Being preoccupied with all matters surrounding the creation of civilisation (the stage of human development considered most advanced) and systems change, my answer to the first question was simple. We’re in the middle of a shift akin to the move from the agricultural revolution to the industrial revolution.  

It was already happening before COVID. Now, COVID has accelerated this change. If the shift from agricultural to industrial saw people move from working in fields, to working in factories, we’re now beginning to see similar fundamental and global changes in the ways we live and work. 

Bypass the newscycle to build the new

But how do we create a meaningful livelihood in a world that seems to be crumbling, and none of the usual certainties remain? This question was slightly less clear, but equally as adventurous. If, as Joanna Macy says, we are in the middle of the Great Unravelling - where we witness the derangement and collapse of biological, ecological, economic, and social systems - we must each pick up a thread and begin to weave society’s tapestry anew. 

By this I mean that each and every one of us will have things we care about. Things that irk us or fire us up. Do we pay attention to these? Are we curious and open to following our noses? We didn’t need COVID to teach us this lesson – but it certainly helps to teach it at scale. 

So if we embrace unknowing, step out of the newscycle-induced paralysis and fear, and listen to our instincts, we will know which thread is most enticing for us to pick up. 

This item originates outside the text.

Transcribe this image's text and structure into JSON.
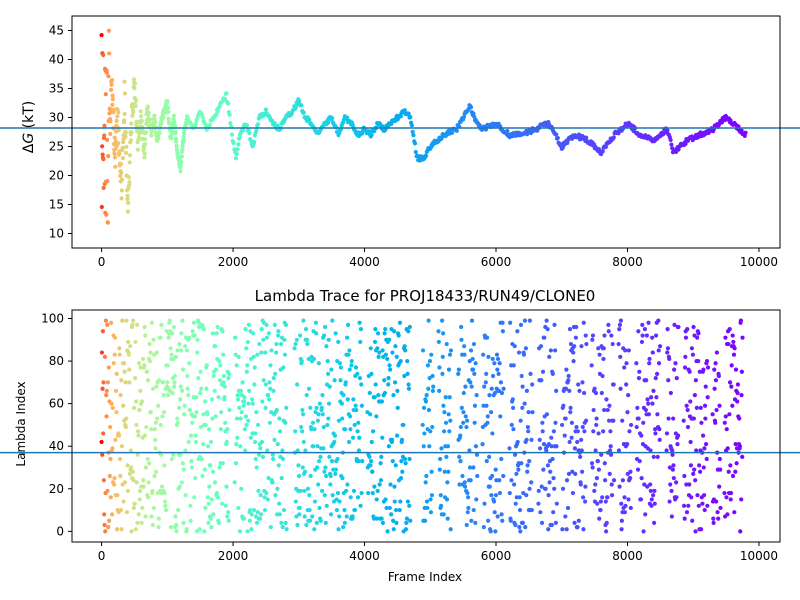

The most critical wisdom that embracing uncertainty in this time can bestow, is this: the future is up for grabs – but it’s a future in desperate need of a moral compass. So, if systems are collapsing and the jobs of the future have yet to be invented, it means there is scope to innovate in every single aspect of what it means to be human. 

From the way to grow and eat our food, to the way we make decisions as citizens and communities. The scale of the change needed to steer the proverbial ship away from the rocks dictates that we all, young and old, embrace the disquiet of this time, pay attention to, and trust our own inner compass. 

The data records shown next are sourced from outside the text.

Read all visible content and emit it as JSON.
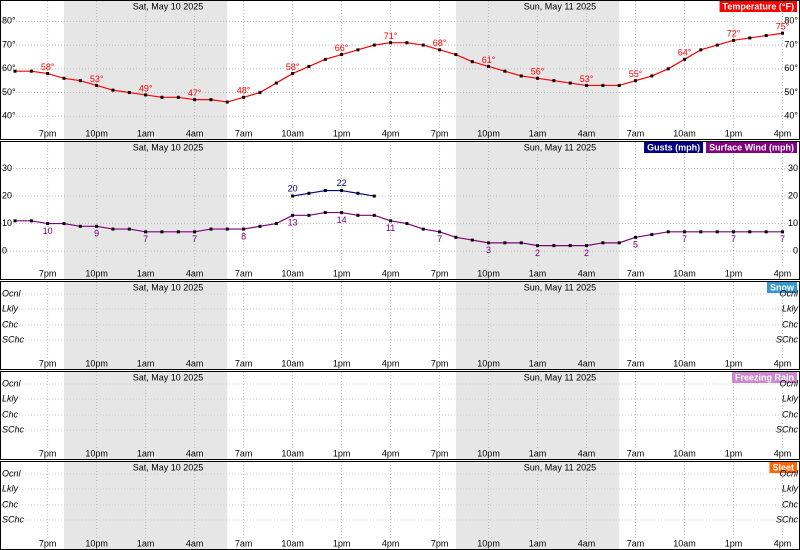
{
  "time_axis": {
    "dates": [
      "Sat, May 10 2025",
      "Sun, May 11 2025"
    ],
    "labels": [
      "7pm",
      "10pm",
      "1am",
      "4am",
      "7am",
      "10am",
      "1pm",
      "4pm",
      "7pm",
      "10pm",
      "1am",
      "4am",
      "7am",
      "10am",
      "1pm",
      "4pm"
    ],
    "nights": [
      {
        "start": 3,
        "end": 13
      },
      {
        "start": 27,
        "end": 37
      }
    ]
  },
  "chart_data": [
    {
      "type": "line",
      "series": [
        {
          "name": "Temperature (°F)",
          "color": "#ff0000",
          "values": [
            59,
            59,
            58,
            56,
            55,
            53,
            51,
            50,
            49,
            48,
            48,
            47,
            47,
            46,
            48,
            50,
            54,
            58,
            61,
            64,
            66,
            68,
            70,
            71,
            71,
            70,
            68,
            66,
            63,
            61,
            59,
            57,
            56,
            55,
            54,
            53,
            53,
            53,
            55,
            57,
            60,
            64,
            68,
            70,
            72,
            73,
            74,
            75
          ],
          "value_labels": [
            null,
            null,
            "58°",
            null,
            null,
            "53°",
            null,
            null,
            "49°",
            null,
            null,
            "47°",
            null,
            null,
            "48°",
            null,
            null,
            "58°",
            null,
            null,
            "66°",
            null,
            null,
            "71°",
            null,
            null,
            "68°",
            null,
            null,
            "61°",
            null,
            null,
            "56°",
            null,
            null,
            "53°",
            null,
            null,
            "55°",
            null,
            null,
            "64°",
            null,
            null,
            "72°",
            null,
            null,
            "75°"
          ]
        }
      ],
      "ylim": [
        30,
        89
      ],
      "yticks": [
        {
          "value": 40,
          "label": "40°"
        },
        {
          "value": 50,
          "label": "50°"
        },
        {
          "value": 60,
          "label": "60°"
        },
        {
          "value": 70,
          "label": "70°"
        },
        {
          "value": 80,
          "label": "80°"
        }
      ]
    },
    {
      "type": "line",
      "series": [
        {
          "name": "Gusts (mph)",
          "color": "#000080",
          "values": [
            null,
            null,
            null,
            null,
            null,
            null,
            null,
            null,
            null,
            null,
            null,
            null,
            null,
            null,
            null,
            null,
            null,
            20,
            21,
            22,
            22,
            21,
            20,
            null,
            null,
            null,
            null,
            null,
            null,
            null,
            null,
            null,
            null,
            null,
            null,
            null,
            null,
            null,
            null,
            null,
            null,
            null,
            null,
            null,
            null,
            null,
            null,
            null
          ]
        },
        {
          "name": "Surface Wind (mph)",
          "color": "#800080",
          "values": [
            11,
            11,
            10,
            10,
            9,
            9,
            8,
            8,
            7,
            7,
            7,
            7,
            8,
            8,
            8,
            9,
            10,
            13,
            13,
            14,
            14,
            13,
            13,
            11,
            10,
            8,
            7,
            5,
            4,
            3,
            3,
            3,
            2,
            2,
            2,
            2,
            3,
            3,
            5,
            6,
            7,
            7,
            7,
            7,
            7,
            7,
            7,
            7
          ]
        }
      ],
      "ylim": [
        -10.5,
        40
      ],
      "yticks": [
        0,
        10,
        20,
        30
      ]
    },
    {
      "type": "category",
      "levels": [
        "Ocnl",
        "Lkly",
        "Chc",
        "SChc"
      ],
      "series": [
        {
          "name": "Snow",
          "color": "#3399cc",
          "values": []
        }
      ]
    },
    {
      "type": "category",
      "levels": [
        "Ocnl",
        "Lkly",
        "Chc",
        "SChc"
      ],
      "series": [
        {
          "name": "Freezing Rain",
          "color": "#cc88cc",
          "values": []
        }
      ]
    },
    {
      "type": "category",
      "levels": [
        "Ocnl",
        "Lkly",
        "Chc",
        "SChc"
      ],
      "series": [
        {
          "name": "Sleet",
          "color": "#ff6600",
          "values": []
        }
      ]
    }
  ]
}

This is, after all, the age of post-truth in which we must each determine what is true and valuable for ourselves. In this way, we will each have the gumption to play our part and the determination to weave into being a new social fabric – and the world our coddiwompling hearts know is possible.

As Milton Friedman said:

Only a crisis - actual or perceived - produces real change. When that crisis occurs, the actions that are taken depend on the ideas that are lying around. That, I believe, is our basic function: to develop alternatives to existing policies, to keep them alive and available until the politically impossible becomes the politically inevitable.